— Submitted by National Parks Service
The Pig War crisis of 1859 will get an airing out with San Juan Island National Historical Park’s historian, Mike Vouri, on KPLU Public Radio’s “Sound Effect” program, scheduled 10 a.m., Saturday April 11.
Vouri was interviewed Tuesday at American Camp by the program’s host, Gabriel Spitzer. KPLU is an FM channel at 88.5 on the dial. The program also can be streamed live by going to http://kplu.org/listen-live.
Recordings of the broadcast can be heard in the Sound Effect archive at http://www.kplu.org/programs/sound-effect, or by subscribing to the program’s Podcast at https://itunes.apple.com/us/podcast/sound-effect-from-kplu/id967132009?mt=2
“It is always a challenge to boil down the Pig War crisis and joint military occupation to about 15 minutes of programming, especially when you’ve been telling that story for more than 20 years,” said Vouri, who is also the park chief of interpretation. “The key is always returning to primary lesson of the story—that peace broke out instead of war here—because that’s what this park is all about.”
The seemingly innocuous act of shooting a pig that had strayed into a garden nearly escalated into hostilities between elements of the U.S. Army and the Royal Navy on San Juan Island, between July and October 1859. The crisis was quelled thanks to the restraint of Royal Navy officers on scene and the negotiating skills of Lt. Gen. Winfield Scott, commander of the U.S. Army, who made the six-week trip from New York City to the West Coast from Washington, D.C.
Shortly after Scott re-embarked for the East, the two nations agreed to a joint military occupation of the island. The Americans elected to remain at their camp on the island’s Cattle Point Peninsula while Royal Marines established their camp 13 miles north on Garrison Bay.
The incident led to the creation of San Juan island National Historical Park by Act of Congress in 1966. The park bill was signed into law by President Lyndon B. Johnson. The park today is composed of 2,141 acres at its American Camp and English Camp units.

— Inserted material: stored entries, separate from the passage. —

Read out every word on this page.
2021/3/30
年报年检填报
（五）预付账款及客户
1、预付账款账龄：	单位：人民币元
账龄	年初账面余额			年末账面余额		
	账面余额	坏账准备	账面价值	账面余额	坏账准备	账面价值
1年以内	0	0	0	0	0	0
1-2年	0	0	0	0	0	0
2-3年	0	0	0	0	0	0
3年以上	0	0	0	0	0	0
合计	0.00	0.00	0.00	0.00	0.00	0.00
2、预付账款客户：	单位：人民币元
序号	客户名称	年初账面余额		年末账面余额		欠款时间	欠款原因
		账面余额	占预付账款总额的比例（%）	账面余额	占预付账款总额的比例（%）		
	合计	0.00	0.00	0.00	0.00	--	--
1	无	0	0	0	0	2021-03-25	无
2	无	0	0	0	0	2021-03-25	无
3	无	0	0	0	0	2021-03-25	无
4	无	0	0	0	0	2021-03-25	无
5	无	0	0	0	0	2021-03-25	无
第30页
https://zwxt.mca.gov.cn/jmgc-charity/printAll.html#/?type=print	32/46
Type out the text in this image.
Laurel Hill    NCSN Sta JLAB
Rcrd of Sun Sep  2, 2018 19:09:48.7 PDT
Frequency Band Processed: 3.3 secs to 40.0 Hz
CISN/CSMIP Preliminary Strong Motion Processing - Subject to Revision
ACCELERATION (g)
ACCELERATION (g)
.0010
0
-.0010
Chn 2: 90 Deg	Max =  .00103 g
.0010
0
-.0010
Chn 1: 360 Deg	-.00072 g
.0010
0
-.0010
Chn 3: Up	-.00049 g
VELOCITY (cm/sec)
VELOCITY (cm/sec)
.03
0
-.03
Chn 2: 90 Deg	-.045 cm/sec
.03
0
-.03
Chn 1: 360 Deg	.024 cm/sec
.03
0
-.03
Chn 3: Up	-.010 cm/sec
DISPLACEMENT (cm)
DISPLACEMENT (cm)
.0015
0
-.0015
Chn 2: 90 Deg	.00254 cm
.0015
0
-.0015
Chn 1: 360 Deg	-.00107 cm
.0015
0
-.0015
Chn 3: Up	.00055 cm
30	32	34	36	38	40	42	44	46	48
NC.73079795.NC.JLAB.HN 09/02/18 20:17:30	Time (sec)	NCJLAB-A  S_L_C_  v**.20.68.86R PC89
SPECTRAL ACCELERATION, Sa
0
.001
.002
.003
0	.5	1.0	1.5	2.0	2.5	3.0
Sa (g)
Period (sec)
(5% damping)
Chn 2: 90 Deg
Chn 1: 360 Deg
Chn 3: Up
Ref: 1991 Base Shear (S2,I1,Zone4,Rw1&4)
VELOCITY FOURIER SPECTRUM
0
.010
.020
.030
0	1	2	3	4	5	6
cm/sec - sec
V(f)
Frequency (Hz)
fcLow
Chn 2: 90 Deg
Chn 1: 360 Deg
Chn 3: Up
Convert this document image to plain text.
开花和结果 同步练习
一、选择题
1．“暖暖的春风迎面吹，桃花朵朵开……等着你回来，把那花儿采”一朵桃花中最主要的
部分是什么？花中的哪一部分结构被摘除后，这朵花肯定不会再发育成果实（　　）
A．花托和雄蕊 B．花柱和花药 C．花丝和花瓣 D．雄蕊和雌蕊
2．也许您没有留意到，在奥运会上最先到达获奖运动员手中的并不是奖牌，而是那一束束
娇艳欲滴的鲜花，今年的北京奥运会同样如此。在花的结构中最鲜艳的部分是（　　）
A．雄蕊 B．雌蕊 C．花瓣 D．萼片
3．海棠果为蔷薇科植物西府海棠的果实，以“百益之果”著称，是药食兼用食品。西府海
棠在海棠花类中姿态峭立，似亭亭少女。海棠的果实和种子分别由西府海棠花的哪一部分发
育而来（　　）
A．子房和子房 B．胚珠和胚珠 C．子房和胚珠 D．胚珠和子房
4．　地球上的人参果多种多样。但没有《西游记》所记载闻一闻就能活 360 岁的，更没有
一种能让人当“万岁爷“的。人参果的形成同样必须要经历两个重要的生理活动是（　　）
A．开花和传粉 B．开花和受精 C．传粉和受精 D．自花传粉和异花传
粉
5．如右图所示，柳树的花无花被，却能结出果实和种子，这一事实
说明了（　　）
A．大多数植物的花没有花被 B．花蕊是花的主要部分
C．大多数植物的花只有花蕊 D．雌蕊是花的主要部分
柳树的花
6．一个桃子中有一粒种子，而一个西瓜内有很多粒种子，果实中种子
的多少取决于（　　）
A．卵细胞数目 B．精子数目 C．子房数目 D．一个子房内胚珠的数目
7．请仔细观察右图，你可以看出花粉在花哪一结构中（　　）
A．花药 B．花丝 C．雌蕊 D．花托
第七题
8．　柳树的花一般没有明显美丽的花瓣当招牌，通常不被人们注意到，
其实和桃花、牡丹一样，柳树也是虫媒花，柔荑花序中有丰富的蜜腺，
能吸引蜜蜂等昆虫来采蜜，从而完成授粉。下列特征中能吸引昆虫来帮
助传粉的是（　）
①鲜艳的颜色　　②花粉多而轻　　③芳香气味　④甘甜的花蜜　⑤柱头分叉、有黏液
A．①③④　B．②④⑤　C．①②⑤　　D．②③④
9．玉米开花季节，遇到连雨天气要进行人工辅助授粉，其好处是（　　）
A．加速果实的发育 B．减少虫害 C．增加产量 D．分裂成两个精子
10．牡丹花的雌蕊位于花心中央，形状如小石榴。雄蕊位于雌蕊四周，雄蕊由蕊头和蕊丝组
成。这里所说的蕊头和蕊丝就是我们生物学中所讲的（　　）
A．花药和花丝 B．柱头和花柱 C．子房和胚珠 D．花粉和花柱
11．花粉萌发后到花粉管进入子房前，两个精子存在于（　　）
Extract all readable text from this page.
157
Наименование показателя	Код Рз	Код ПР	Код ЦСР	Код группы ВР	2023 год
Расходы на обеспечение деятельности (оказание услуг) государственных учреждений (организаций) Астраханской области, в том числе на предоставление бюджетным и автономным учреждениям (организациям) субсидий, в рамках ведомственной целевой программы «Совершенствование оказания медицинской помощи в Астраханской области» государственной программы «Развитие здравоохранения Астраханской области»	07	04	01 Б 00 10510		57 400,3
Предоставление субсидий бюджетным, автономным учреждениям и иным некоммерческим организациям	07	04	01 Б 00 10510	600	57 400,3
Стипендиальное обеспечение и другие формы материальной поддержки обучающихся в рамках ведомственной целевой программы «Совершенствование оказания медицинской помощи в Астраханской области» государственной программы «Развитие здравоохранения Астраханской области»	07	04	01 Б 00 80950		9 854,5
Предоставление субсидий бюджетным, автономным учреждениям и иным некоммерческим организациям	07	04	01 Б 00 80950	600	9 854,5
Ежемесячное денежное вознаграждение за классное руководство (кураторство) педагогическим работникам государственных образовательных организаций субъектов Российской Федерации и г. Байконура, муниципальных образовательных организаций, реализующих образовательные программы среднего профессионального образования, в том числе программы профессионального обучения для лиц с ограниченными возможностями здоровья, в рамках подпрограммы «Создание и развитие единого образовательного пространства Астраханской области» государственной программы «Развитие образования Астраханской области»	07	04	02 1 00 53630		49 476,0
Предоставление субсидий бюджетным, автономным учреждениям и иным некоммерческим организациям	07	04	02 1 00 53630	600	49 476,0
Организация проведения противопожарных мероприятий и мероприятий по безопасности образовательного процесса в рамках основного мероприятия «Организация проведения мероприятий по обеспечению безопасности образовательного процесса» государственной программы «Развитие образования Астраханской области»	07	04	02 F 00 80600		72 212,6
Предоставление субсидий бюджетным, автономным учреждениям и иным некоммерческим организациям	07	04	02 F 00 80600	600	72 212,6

In addition to the respective parade grounds and historic structures, the park also has a significant natural resource, including eight miles of saltwater shoreline, native prairie, conifer forests and rocky uplands. More than 250,000 visit annually from throughout the nation and world.
Vouri is the author of The Pig War: Standoff at Griffin Bay (Discover Your Northwest/University of Washington Press, $18.95), a history of the incident now in second edition and its 16th year in print.
“The second edition has about 100 more pages of narrative and notes that contain much of what I’ve learned since the first edition went to press” Vouri said. “Just when you think you know it all another fact turns up. It happened after the second edition was published. But you’ll have to wait for the third edition to read that.”